Dit traject maakte deel uit van een route naar Duitse steden aan de Rijn. Specerijen, koffie, thee, stokvis, haring en kaas brachten de vrachtschippers weg, om met wijn, leisteen, kogels en potten terug te keren. Bij het graven van deze Keulse Vaart kwamen de ringvaarten van pas die lagen rond het drooggelegde Diemer- en het Bijlmermeer. Vier keer per dag was de afvaart van de trekschuit op dit traject. De reiziger telde voor een enkele reis 2½ stuiver neer, kinderen half geld.

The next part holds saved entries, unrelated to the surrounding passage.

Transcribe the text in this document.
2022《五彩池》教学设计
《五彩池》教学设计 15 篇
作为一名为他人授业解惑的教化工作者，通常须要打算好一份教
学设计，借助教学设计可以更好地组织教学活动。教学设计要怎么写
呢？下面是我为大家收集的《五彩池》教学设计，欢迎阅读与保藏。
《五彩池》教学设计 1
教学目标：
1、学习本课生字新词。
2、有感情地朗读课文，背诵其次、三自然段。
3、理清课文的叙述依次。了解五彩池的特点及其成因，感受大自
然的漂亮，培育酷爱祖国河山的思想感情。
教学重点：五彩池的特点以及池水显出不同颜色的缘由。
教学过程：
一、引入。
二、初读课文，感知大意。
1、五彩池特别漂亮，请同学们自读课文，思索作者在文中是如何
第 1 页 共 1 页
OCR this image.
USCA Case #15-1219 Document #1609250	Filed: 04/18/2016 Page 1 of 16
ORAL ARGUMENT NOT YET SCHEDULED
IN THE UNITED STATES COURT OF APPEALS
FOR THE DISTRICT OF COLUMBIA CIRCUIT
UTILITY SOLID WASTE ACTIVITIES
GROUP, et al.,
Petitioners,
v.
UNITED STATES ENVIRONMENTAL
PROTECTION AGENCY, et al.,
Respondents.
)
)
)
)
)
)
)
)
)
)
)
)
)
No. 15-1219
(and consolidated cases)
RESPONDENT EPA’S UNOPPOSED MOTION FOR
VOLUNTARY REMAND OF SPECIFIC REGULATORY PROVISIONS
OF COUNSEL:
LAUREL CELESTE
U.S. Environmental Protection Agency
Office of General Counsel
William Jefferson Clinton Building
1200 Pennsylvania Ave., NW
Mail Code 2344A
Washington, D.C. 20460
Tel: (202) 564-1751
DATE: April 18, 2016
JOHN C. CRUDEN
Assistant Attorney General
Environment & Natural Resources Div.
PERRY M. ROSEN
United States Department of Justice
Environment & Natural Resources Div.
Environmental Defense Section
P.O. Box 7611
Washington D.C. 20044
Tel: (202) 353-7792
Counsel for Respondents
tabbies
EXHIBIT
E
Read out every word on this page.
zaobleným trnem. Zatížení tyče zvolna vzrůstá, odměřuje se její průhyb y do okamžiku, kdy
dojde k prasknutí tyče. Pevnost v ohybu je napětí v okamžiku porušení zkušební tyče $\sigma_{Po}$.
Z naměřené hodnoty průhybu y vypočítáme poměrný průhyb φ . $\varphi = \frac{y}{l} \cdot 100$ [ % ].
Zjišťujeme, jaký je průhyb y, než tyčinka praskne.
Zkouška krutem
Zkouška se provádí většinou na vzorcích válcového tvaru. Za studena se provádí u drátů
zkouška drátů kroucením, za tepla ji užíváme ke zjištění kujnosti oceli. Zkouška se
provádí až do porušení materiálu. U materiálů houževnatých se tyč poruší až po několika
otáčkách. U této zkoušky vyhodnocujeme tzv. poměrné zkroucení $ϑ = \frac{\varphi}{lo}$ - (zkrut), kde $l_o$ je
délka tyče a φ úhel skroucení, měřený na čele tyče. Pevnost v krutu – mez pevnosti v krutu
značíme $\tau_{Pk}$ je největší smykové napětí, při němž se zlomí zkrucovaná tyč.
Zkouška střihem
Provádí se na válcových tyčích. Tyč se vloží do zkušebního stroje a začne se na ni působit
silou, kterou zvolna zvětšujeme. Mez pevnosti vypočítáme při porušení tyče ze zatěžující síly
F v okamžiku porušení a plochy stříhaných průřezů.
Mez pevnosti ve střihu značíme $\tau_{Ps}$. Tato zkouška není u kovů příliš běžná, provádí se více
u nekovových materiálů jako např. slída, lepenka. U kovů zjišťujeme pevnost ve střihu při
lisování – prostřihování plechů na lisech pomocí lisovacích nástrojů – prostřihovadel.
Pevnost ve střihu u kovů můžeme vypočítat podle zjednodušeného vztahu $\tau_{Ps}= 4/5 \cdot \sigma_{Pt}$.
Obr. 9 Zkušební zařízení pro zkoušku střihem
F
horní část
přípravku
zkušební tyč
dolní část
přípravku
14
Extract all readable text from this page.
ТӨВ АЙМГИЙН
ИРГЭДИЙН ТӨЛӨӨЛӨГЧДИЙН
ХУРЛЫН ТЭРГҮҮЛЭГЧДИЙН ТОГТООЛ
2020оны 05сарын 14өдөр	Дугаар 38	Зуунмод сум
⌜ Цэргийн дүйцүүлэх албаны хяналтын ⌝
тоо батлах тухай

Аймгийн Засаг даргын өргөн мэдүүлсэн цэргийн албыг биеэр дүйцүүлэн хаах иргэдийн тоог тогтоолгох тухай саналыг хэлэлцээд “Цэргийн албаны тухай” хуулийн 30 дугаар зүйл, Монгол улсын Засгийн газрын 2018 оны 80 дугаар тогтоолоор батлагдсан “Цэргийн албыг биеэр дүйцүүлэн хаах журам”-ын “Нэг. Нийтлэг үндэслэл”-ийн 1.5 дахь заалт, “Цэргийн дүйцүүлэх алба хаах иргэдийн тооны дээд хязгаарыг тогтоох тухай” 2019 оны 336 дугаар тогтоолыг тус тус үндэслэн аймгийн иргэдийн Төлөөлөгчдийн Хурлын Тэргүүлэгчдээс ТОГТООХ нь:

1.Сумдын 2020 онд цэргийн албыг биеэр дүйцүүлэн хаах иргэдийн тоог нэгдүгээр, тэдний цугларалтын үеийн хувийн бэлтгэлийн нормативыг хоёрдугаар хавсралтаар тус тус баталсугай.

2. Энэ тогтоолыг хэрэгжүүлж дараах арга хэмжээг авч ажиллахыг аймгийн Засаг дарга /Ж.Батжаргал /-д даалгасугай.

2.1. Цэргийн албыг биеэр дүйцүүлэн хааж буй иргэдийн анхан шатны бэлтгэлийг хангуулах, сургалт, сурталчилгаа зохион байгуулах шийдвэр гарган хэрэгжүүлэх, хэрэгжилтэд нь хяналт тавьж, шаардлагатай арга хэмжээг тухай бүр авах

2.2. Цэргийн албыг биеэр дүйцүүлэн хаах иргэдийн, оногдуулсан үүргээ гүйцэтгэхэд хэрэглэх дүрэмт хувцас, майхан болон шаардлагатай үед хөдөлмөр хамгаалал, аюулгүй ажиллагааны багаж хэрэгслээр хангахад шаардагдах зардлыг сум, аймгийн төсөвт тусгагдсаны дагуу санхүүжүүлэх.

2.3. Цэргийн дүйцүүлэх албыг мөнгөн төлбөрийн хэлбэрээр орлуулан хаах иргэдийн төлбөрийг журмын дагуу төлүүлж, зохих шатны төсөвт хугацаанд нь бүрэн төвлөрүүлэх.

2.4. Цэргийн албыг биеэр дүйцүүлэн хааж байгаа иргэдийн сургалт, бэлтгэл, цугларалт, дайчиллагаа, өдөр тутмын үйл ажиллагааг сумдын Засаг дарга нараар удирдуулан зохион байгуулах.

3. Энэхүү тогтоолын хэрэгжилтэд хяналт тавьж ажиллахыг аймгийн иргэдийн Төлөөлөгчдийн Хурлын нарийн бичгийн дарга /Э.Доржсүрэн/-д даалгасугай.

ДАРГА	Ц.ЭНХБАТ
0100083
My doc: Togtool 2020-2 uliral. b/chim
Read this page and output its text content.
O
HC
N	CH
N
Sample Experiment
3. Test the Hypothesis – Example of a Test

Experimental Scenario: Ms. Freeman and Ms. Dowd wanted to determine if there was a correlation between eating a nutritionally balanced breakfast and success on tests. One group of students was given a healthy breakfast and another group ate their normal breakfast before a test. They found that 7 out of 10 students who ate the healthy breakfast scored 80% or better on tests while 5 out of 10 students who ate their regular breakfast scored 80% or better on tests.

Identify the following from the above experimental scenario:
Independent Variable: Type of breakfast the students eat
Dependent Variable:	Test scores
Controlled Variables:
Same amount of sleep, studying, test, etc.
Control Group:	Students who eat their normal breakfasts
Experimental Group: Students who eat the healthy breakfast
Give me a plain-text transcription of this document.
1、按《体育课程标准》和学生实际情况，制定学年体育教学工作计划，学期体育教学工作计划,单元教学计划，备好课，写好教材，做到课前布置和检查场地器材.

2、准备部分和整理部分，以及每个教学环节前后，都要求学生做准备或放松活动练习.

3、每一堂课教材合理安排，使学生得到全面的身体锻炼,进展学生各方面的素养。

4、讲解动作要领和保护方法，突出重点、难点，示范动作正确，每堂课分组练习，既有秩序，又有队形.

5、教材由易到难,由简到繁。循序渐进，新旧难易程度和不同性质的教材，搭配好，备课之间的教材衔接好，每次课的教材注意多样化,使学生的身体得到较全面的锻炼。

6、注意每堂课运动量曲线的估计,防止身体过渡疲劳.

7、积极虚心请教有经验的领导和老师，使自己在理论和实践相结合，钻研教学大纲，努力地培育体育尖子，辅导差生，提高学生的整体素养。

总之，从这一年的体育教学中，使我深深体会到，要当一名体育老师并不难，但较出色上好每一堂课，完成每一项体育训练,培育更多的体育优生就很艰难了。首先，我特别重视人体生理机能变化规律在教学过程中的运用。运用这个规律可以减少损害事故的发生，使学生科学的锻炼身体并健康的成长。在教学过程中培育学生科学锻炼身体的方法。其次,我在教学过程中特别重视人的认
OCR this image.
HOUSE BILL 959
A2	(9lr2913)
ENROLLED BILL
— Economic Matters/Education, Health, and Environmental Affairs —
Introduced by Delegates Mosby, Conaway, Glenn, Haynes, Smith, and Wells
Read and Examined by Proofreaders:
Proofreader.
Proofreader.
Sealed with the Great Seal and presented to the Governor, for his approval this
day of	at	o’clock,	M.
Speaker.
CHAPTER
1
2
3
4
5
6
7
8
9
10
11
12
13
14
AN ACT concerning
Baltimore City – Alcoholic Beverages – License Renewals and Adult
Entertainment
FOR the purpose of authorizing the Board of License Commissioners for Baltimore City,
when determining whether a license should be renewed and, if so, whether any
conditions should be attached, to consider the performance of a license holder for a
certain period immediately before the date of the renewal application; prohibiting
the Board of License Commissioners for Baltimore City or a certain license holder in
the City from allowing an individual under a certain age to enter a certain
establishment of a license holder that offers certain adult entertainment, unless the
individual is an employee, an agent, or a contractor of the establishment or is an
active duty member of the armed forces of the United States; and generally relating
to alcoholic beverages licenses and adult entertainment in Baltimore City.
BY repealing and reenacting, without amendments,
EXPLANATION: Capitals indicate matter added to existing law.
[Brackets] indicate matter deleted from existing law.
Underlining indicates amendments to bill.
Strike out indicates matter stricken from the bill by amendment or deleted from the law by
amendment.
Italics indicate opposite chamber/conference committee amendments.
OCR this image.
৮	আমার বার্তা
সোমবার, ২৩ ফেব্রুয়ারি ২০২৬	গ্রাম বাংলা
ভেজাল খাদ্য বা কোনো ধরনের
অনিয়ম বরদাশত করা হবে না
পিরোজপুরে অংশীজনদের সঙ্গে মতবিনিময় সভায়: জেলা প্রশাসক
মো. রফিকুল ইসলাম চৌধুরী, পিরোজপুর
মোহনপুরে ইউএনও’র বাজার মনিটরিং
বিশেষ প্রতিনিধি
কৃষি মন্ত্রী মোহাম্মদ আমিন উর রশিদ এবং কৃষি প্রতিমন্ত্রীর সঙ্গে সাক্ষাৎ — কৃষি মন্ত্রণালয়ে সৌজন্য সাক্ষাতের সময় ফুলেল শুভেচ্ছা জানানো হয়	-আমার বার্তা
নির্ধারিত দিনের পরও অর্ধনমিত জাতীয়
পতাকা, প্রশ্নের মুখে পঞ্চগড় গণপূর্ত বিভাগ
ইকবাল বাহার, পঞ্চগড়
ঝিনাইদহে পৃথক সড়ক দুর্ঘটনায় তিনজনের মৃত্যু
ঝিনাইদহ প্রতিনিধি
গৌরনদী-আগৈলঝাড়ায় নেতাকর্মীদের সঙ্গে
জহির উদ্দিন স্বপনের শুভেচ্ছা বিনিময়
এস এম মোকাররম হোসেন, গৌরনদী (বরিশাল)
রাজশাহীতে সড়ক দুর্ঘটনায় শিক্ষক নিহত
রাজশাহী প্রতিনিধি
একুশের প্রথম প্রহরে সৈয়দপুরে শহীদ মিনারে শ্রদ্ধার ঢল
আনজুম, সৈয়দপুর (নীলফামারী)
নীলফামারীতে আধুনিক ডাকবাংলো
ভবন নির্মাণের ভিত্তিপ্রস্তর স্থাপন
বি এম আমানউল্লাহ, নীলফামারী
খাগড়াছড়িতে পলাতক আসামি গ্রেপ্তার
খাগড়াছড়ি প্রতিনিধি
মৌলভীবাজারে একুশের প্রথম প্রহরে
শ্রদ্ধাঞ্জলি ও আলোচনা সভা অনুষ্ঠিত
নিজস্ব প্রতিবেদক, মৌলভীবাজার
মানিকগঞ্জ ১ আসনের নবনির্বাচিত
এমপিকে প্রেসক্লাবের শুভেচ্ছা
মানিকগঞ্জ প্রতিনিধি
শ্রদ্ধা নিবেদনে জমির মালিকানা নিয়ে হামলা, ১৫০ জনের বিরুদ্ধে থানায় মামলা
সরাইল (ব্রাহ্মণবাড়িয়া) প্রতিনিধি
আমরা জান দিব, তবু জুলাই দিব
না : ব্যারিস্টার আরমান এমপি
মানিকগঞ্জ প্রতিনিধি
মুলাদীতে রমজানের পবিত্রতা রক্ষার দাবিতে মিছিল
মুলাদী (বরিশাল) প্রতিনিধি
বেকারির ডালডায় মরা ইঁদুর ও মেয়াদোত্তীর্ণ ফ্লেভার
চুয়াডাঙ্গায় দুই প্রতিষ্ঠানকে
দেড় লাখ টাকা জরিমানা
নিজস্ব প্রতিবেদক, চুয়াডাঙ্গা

Bij Diemerbrug splitsten de trekvaarten naar Weesp en naar Muiden zich. Bij bruggen en knooppunten van vaarwegen zag je cafés waar scheepsjagers hun paarden konden stallen en wassen. Dat was het geval in Diemerbrug, bij de Duivendrechtse brug en aan de Amstel bij Ouderkerk. Namen van restaurants daar als Paardenburg en het Jagershuis (aanvankelijk de Rustende Jager) herinneren aan die tijd. Van De Vergulden Wagen en De Rijger valt aan de Keulse Vaart niets meer terug te vinden, maar het was in Diemerbrug ongetwijfeld een gezellige bedoening met winkeltjes en een smederij voor het beslaan van jaagpaarden. Het verderop gelegen Diemen kwam qua levendigheid in de schaduw te staan van Diemerbrug.

Een beetje trekschuit bood plaats aan dertig passagiers, die droog konden zitten in een roefje. De tocht verliep comfortabel dankzij de gelijkmatige tred van het paard dat over een pad langs het water liep. Trekvaarten kenden zo min mogelijk bochten. Rivieren werden voor de trekvaart hier en daar rechtgetrokken. Om te voorkomen dat in bochten de tientallen meters lange treklijn over de weg zou steken - en de trekschuit gevaar liep op de wal te stoten - waren daar hoge palen geslagen. Aan deze palen zat een verticaal geribbeld deel dat kon draaien. Zo bleef de slijtage aan jaaglijn en paal beperkt. De Amstel telde tussen Amsterdam en Ouderkerk meer dan veertig van dergelijke rolpalen. Tussen Ouderkerk en Uithoorn waren het er meer dan vijftig. Bomen stonden er niet op de strook tussen het jaagpad en het water. Vanwege hindernissen zoals bruggen, volgepakte kades en aangemeerde schuiten zag je in de stad geen jaagpaarden. Hier nam menskracht het werk van het paard over.

Aan boord van de trekschuit stond de schipper aan het roer. De knecht moest bij het naderen van een brug of tegenligger op het juiste moment de treklijn los en weer vast maken. Het derde 'bemanningslid' was de scheeps- of schuitjager. Die zat te paard en waarschuwde met een hoorn tegemoetkomend scheepverkeer. Schippers die geen eigen jager hadden, huurden een man en paard. Voor de trekvaart waren speciale lichte scheepstypen ontwikkeld. Zo'n schuit voer aardig snel, want de scheepsjager hield een tempo aan van zeven tot tien kilometer per uur. Tot de populariteit van de trekschuit droeg ongetwijfeld de punctualiteit bij. Strikt was geregeld hoe laat de bel voor vertrek luidde. Dat werd ook gecontroleerd. Zodoende stond vast hoe laat je op de bestemming zou arriveren. Je kon erop rekenen dat iedere dag exact om 7, 13 en 20 uur een trekschuit van Amsterdam via Ouderkerk naar Utrecht voer. 's Middags nam volgens dienstregeling een vrachtschuit dezelfde route.

Een trekvaart was gewoonlijk achttien meter breed en 2½ meter diep. Trekschuiten bleken zo'n succes dat je rond 1700 naar meer dan twintig steden kon varen. Stadsbesturen spraken onderling af hoeveel schippers de dienst onderhielden. Elke stad liet om de beurt een schipper varen (beurtschippers). Daarmee waren steden verzekerd van een eerlijke verdeling van de inkomsten. Stadsbestuurders hielden dreigende concurrentie door nieuwe trekvaarten angstvallig in de gaten. Zo vergde het langdurig onderhandelen, voordat Gouda en Amsterdam via een stukje trekvaart een snelle verbinding kregen. Haarlem had dwars gelegen totdat in 1658 een compromis op tafel lag: de te graven trekvaart kreeg een smalle lage passage, alleen geschikt voor kleine trekschuiten. Haarlem bleef daardoor verzekerd van de inkomsten van grotere vrachtschuiten die via het Spaarne naar Gouda voeren. De aanleg van de vaarroute via Amstel, Drecht en Aar gaf de economie van een pleisterplaats als Uithoorn een impuls.